Global Courant 2023-05-13 22:47:15
RALEIGH, NC — Before an exuberant crowd, North Carolina’s Democratic governor on Saturday vetoed legislation that would have banned nearly all abortions in his state after 12 weeks of pregnancy.
About 1,000 abortion activists and voters watched in a plaza in Raleigh’s capitol as Governor Roy Cooper vetoed the bill in an unconventional public display. The veto launches a major test for leaders of the GOP-controlled General Assembly to try to override a vote after recently securing veto-proof majorities in both chambers. The bill was the Republican response to last year’s U.S. Supreme Court decision overturning Roe v. Wade.
“We’re going to have to kick it into even higher gear when that veto stamp comes,” Cooper told the crowd. “If just one Republican in the House or Senate follows through on a campaign promise to protect women’s reproductive health, we can stop this ban.”
Andrea Long, a 42-year-old mother of three from Cary, said she was honored to be part of an “electric” crowd on what she called a “historic day for freedom” in North Carolina.
“I couldn’t stop crying with joy when I saw the governor hold up the veto stamp, but I know it’s an uphill battle to maintain this momentum,” Long said.
Cooper, a strong supporter of abortion rights, had until Sunday evening to take action against the measure that tightens current state law, which bans most abortions after 20 weeks of pregnancy. The legislation passed along party lines in the House and Senate last week. Override voting could begin next week.
Cooper spent this week on the road talking to North Carolinians about the lesser-known implications of the bill and urging them to put pressure on key Republican lawmakers who balked at further restrictions during their campaigns for office last year.
Republicans have pitched the measure as a middle ground amendment to the state’s abortion laws developed after months of private negotiations between GOP members of the House and Senate. It adds exceptions to the 12-week ban, extending the limit to 20 weeks for rape and incest and to 24 weeks for “life-limiting” fetal abnormalities.
Senate Majority Leader Phil Berger on Saturday accused Cooper of “feeding the public lies” and “bullying” members of his party to block the legislation. “I look forward to overriding his veto as soon as possible,” he said in a statement.

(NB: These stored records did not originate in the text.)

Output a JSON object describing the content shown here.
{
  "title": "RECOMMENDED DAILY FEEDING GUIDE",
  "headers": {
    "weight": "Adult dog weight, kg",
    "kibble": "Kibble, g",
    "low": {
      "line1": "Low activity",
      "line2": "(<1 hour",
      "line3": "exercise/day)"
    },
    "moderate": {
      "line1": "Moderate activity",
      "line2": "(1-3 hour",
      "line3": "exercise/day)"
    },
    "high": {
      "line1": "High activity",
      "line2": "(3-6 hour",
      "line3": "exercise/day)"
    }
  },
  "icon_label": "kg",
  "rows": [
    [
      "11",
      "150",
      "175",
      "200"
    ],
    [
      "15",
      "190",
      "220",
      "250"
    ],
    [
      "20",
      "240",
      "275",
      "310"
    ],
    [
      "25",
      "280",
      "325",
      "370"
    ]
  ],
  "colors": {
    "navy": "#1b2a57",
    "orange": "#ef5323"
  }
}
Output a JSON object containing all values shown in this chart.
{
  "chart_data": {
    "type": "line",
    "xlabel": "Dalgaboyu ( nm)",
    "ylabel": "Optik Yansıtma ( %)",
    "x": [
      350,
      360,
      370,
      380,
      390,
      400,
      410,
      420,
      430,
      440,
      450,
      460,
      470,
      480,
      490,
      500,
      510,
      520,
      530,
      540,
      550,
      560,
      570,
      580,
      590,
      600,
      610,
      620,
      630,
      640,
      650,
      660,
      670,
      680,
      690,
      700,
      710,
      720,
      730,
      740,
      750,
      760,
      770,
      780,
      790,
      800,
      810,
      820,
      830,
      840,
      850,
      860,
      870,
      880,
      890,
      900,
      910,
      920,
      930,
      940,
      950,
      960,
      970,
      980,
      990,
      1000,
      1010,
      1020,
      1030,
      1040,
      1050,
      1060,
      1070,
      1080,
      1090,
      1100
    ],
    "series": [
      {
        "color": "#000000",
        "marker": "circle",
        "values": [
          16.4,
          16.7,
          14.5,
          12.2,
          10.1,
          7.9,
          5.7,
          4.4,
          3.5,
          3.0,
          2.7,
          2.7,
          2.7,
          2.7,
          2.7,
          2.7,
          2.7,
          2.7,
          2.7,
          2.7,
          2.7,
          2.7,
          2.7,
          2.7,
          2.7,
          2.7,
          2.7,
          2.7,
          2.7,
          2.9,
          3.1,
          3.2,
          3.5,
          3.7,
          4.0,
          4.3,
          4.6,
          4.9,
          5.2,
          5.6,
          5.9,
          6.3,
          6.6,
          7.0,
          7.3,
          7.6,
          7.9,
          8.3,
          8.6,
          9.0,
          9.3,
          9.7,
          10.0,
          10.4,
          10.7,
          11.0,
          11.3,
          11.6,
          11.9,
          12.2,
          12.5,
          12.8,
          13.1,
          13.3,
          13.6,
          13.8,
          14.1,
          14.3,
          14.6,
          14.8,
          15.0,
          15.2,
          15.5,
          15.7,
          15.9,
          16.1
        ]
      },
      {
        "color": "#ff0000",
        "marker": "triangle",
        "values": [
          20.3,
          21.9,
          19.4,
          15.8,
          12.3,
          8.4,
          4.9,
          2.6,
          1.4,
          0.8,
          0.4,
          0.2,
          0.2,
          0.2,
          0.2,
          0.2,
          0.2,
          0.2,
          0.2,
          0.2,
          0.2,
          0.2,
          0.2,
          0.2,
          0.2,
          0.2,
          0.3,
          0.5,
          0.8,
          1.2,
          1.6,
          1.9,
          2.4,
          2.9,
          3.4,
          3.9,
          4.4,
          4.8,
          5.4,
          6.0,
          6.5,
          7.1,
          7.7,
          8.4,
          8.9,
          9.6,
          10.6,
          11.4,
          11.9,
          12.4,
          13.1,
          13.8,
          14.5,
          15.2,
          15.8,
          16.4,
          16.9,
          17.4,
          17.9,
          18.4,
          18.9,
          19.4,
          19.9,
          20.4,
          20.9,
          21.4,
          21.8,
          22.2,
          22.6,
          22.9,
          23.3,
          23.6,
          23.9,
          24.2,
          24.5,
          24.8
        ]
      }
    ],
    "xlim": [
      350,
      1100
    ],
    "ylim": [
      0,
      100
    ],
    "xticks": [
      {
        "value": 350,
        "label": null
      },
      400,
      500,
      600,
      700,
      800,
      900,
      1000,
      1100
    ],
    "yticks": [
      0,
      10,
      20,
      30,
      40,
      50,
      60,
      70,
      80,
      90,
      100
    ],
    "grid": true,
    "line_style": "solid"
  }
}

Cooper has said repeatedly that the details in the 47-page bill show that the measure is not a reasonable compromise and would instead greatly erode reproductive rights. He cites new obstacles for women to have abortions, such as requiring multiple in-person visits, extra paperwork to prove a patient has given informed consent for an abortion, and increased regulation of clinics offering the procedure.
Cooper and allies have said these practice changes will close clinics that cannot afford major upgrades mandated by new licensing standards and make it nearly impossible for women who live in rural areas or work long hours to access abortion services .
Compared to recent actions by Republican-controlled lawmakers elsewhere, the broad ban after 12 weeks can be seen as less severe than in other states where the procedure has been almost completely banned. But abortion rights activists have argued that it is more restrictive than it first appears and will have far-reaching consequences. Since Roe was overturned, many patients traveling from more restrictive states have come to depend on North Carolina as a location for later-in-pregnancy abortions.
Republicans are calling the legislation pro-family and pro-child, pointing to at least $160 million spent on maternal health services, foster and adoption care, access to birth control and paid leave for teachers and government employees after the birth of a child.
Cooper has called out four GOP lawmakers — three House members and a senator — who he said have “made campaign promises to protect women’s reproductive health.” Abortion activists handed out flyers to the crowd on Saturday with their names and phone numbers. Anti-abortion groups accused Cooper of bullying them.
“The way he shows up in their districts and harasses their voters is disgusting,” said Wes Bryant, one of about 70 anti-abortion protesters who gathered across the street from Cooper’s rally for a prayer meeting.
One of the House members who selected Cooper is Representative Tricia Cotham of Mecklenburg County, who voted in favor of the bill just weeks after switching from the Democratic Party to the GOP. The move gave Republicans a veto-proof supermajority if all of their lawmakers are present and voting.
Cotham has spoken out in favor of abortion rights in the past, and even earlier this year he co-sponsored a bill to codify abortion protections into state law. Rep. Wilmington’s Ted Davis — another prospective lawmaker — was the only Republican absent from last week’s first House vote. The Senate margin was already vetoed after GOP gains last November.
Davis said last fall that he supported “whatever the law is now in North Carolina,” which was a 20-week limit. Davis has declined to comment on the bill, but Speaker Tim Moore of the House of Representatives recently said Davis is a “yes” vote for a repeal.